FIG. 12 illustrates a self-service data model according to an embodiment.
As shown in FIG. 12, according to an embodiment, a self-service data model or scenario enables customers to load external or custom data into custom data sets using ETL or other data streamlines or processes provided by the system, which provides dimensional consistency. The customer may define one or more "real-time" data sets populated by the system; and combines the "real-time" dataset with the external dataset to create a combined dataset that can be queried. In such a scenario, customer responsibility typically includes manually refreshing their data sets; and enhances the security of the data set.
FIG. 13 illustrates a curated data model according to an embodiment.
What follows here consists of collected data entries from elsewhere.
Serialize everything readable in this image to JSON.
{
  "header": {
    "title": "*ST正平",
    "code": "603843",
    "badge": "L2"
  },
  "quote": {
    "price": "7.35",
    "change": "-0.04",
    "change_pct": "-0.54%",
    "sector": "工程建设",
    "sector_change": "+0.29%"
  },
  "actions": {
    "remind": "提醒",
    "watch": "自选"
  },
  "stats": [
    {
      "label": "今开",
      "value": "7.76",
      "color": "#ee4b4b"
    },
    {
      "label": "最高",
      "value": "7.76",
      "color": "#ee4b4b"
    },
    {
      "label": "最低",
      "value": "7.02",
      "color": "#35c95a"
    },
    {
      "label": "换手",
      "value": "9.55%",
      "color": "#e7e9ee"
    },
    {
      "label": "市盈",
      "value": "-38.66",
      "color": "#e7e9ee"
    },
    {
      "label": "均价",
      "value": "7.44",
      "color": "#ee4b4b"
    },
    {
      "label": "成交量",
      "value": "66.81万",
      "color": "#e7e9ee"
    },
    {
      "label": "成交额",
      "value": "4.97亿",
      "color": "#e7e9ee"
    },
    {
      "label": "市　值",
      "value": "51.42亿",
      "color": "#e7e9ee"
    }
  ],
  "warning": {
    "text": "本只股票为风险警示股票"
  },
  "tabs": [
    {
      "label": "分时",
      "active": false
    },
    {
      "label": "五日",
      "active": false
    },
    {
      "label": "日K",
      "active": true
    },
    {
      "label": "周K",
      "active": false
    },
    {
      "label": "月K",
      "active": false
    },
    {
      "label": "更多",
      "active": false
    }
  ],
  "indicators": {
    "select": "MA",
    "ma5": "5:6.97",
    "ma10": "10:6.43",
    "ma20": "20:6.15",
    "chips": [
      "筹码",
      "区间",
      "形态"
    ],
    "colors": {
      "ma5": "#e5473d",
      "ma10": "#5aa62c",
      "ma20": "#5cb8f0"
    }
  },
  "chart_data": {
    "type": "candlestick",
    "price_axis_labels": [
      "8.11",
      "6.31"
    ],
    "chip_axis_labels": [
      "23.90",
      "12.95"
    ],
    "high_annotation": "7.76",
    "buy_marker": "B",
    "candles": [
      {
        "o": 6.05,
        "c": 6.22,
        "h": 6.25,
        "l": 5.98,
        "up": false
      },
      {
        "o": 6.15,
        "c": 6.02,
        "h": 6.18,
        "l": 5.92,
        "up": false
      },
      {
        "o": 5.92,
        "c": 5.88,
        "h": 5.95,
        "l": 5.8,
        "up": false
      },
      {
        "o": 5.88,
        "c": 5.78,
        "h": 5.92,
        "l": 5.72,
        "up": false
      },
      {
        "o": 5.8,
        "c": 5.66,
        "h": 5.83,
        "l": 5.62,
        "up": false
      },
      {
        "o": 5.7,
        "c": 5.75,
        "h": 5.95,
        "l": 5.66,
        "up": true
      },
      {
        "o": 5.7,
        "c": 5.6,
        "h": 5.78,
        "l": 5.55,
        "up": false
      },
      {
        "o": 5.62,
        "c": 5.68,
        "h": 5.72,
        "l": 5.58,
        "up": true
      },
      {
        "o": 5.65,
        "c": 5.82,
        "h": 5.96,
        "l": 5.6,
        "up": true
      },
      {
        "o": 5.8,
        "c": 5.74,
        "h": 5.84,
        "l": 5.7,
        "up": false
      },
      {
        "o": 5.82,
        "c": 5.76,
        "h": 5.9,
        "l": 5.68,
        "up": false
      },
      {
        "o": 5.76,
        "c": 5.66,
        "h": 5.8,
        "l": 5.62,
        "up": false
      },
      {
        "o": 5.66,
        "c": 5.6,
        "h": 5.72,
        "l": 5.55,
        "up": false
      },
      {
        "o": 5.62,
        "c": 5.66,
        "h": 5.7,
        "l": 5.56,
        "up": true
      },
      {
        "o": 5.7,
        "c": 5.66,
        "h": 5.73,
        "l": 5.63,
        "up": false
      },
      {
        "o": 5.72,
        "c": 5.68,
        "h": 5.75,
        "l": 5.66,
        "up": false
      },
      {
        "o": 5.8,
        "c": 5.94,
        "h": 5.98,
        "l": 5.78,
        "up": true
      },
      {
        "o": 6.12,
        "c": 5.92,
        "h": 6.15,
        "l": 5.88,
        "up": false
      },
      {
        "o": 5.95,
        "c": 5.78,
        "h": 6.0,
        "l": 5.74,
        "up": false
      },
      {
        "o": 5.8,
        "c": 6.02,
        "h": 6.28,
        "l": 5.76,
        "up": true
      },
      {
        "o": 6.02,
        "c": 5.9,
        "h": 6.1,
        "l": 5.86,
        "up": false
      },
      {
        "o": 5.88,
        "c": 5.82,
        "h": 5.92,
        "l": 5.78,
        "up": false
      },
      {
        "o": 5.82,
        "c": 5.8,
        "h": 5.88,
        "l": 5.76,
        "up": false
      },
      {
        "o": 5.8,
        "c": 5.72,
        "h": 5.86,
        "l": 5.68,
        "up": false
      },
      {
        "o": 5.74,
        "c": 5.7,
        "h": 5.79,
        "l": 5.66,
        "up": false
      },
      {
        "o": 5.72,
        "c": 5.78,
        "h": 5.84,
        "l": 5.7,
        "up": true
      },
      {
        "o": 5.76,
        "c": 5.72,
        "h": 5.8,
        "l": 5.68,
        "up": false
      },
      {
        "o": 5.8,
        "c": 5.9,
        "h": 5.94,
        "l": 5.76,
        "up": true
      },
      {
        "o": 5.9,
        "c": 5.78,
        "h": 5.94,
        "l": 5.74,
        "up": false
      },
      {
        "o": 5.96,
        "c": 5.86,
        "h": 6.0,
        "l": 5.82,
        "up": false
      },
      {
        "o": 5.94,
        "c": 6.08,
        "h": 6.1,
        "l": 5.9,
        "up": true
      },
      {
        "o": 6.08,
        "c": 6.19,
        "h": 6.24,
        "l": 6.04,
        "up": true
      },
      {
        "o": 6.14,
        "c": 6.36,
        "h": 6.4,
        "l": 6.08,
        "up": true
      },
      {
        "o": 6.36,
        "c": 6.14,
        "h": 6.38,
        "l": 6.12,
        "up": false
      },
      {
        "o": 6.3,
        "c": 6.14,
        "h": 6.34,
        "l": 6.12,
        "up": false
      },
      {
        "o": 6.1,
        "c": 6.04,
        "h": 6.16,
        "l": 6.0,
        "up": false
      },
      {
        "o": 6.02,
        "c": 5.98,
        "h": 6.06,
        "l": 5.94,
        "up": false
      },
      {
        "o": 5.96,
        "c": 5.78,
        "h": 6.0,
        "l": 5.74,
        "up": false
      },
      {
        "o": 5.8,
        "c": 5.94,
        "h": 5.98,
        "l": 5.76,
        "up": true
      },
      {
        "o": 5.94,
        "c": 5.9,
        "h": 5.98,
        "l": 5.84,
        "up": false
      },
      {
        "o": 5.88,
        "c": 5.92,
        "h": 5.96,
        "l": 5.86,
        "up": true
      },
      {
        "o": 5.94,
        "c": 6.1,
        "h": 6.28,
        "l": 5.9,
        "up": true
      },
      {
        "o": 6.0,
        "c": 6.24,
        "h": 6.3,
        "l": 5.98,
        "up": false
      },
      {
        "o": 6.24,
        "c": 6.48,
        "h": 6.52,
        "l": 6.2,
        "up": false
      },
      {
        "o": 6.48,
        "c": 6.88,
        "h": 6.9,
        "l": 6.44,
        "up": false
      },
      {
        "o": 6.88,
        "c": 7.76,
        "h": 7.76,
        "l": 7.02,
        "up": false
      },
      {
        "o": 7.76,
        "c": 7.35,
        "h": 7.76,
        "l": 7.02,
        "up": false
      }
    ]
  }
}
As shown in fig. 13, according to an embodiment, a curated data model or scenario provides a centralized or managed analytics environment in which ETLs or other data pipelines or processes provided by the system publish customer data to immutable analytics application schemas; and the customer loads (onboard) external or custom data into its customer model using a custom ETL or other data pipeline or process. Customers can create a business database view that combines the systems managed tables and custom tables and query the combined data using their selected tools. In such a scenario, customer responsibility typically includes managing the use of custom ETLs or other data streamlines or processes to load and refresh data into their customer mode.
The above examples of curated and self-service data models or scenarios are provided by way of example. According to various embodiments, the system may support other types of data models or scenarios.
Automatic generation of BI data models
As noted above, there is increasing interest in developing software applications that take advantage of the use of data analysis, for example, in the context of an organizational Enterprise Resource Planning (ERP) or other enterprise computing environment; however, conventional methods of preparing BI data models have been less successful in dealing with the complex patterns used in modern enterprise computing environments.
For example, different enterprise customers may have specific requirements on how their data should be classified, aggregated, or transformed in order to provide key performance indicators, data analytics, or other types of business intelligence data. For example, a customer may modify a data source model associated with their data, e.g., by adding custom facts or dimension selections.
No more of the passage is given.